Adverse possession is often referred to as “squatter’s rights” and, under North Carolina law, an individual is required to occupy an otherwise neglected property publicly for at least 20 years, or seven years with “color of title” (meaning the party has reason to believe they have the right to possess the property).

Jimmy Foster, 85, has a home adjacent to the parking lot, at 1223 Hinshaw Street. He said during the public comments portion of the meeting that his family has taken care of the parking lot for 107 years.

Foster said he signed a contract with the town and thought he had bought the property for $615 in 2015 or 2016, but the town later returned the check and told him the parcel was actually owned by the North Wilkesboro Housing Authority.
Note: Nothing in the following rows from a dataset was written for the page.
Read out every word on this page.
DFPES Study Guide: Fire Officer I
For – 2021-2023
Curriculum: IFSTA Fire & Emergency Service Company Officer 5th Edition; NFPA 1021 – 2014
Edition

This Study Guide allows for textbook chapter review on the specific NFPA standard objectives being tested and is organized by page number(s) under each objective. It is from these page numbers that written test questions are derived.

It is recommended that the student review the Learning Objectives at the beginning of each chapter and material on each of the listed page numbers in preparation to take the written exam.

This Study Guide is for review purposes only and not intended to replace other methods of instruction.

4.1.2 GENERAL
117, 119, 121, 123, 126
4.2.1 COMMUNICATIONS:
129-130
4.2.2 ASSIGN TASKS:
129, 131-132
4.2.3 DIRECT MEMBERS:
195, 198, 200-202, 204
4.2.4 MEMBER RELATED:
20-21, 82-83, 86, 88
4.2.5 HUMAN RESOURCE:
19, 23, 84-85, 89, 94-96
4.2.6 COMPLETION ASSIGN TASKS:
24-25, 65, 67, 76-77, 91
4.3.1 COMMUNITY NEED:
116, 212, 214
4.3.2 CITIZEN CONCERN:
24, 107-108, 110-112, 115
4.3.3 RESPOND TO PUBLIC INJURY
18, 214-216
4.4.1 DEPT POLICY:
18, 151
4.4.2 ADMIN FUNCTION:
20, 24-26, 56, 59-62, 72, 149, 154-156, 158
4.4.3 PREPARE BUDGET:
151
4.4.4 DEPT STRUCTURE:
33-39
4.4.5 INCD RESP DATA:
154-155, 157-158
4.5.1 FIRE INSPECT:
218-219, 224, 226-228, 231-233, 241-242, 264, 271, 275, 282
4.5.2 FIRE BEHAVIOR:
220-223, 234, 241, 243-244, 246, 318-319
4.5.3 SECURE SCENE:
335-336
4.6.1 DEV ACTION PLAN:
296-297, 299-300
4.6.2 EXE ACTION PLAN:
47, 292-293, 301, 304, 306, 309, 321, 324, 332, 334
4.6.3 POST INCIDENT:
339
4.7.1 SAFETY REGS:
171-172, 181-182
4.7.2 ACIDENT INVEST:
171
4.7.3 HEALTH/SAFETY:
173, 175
“It was in the paper last week that you’re going to sell my parking lot,” said Foster. “I’m hoping you will consider deeding this to us because we’ve been there for so long and we’ve taken care of it. It’s a case of ‘squatters rights’ or ‘rights of possession.’ Otherwise, I’d have no other choice and would have to move (an outbuilding).”

The parcel (ID 1403558) off Hinshaw Street has a tax value of almost $15,000. There is a small outbuilding on the property built in 1980 and appraised at $8,310.

According to deed records, the Town of North Wilkesboro granted the property to the Redevelopment Commission of the Town of North Wilkesboro (which later became the North Wilkesboro Housing Authority) on May 26, 1980.

Commissioner Andrew Palmer said, “If the town made a handshake agreement with (Foster), I would be in favor of investigating giving it to him.” Town Manager Wilson Hooper explained that that parcel statutorily couldn’t be sold at no charge.

Hooper added that if Foster “wants to come in and make a low-ball offer, and you all want to accept that offer, then we can do that. That said, he can be outbid. That offer is still subject to the upset bid process.”

Hooper said he would take the parking lot off the list temporarily until the matter could be further researched by the town’s interim town attorney, Daniel Johnson.

“I would argue that (Foster) using this as his exclusive parking lot for an extended period, and us not getting anything in return such as a lease, (is) unconstitutional,” added Hooper. “One way or another, we need to get this settled.”

The 10 parcels approved for sale are a residual lot off Kensington Drive (parcel ID 1401896), residual lot near Hilltop Park off Kensington Drive (1402501), residual lot off Trogdon Street (1403472); lot near Woodlawn Center off Boston Avenue (1403482), residual lot off Swaim Street (1403497), residual/residential lot off Boston Avenue (1403631), residual/residential lot off Mass Avenue (1403632), residential lot off Odell Street (1404385), lot behind Black Cat Station off Elizabeth Street (1404901) and residential lot/water easement off Damascus Church Road (2200830).

Hooper said the town, starting this week, will advertise the parcels on the town’s website and social media platforms and in the Wilkes Journal-Patriot. Adjacent property owners were notified last week of the sale as a courtesy and be invited to make offers. If those offers are not accepted, they would be sold through the upset bid process, much like last year’s sale of 912 Main Street.

These parcels are town-owned properties that aren’t already being marketed for sale, such as a commercial building at 910 Main Street and three vacant parcels in the town-owned Wilkes Industrial Park off River Road-Liberty Grove Road.

A real estate disposition policy approved by the commissioners at their July 7 meeting established a process by which town-owned real properties may be deemed surplus and sold.

The policy called for Hooper to conduct an inventory of all town-owned properties and assess each one according to criteria in the policy. Properties included aren’t currently used nor are they expected to be used by the town in a 10-year capital plan.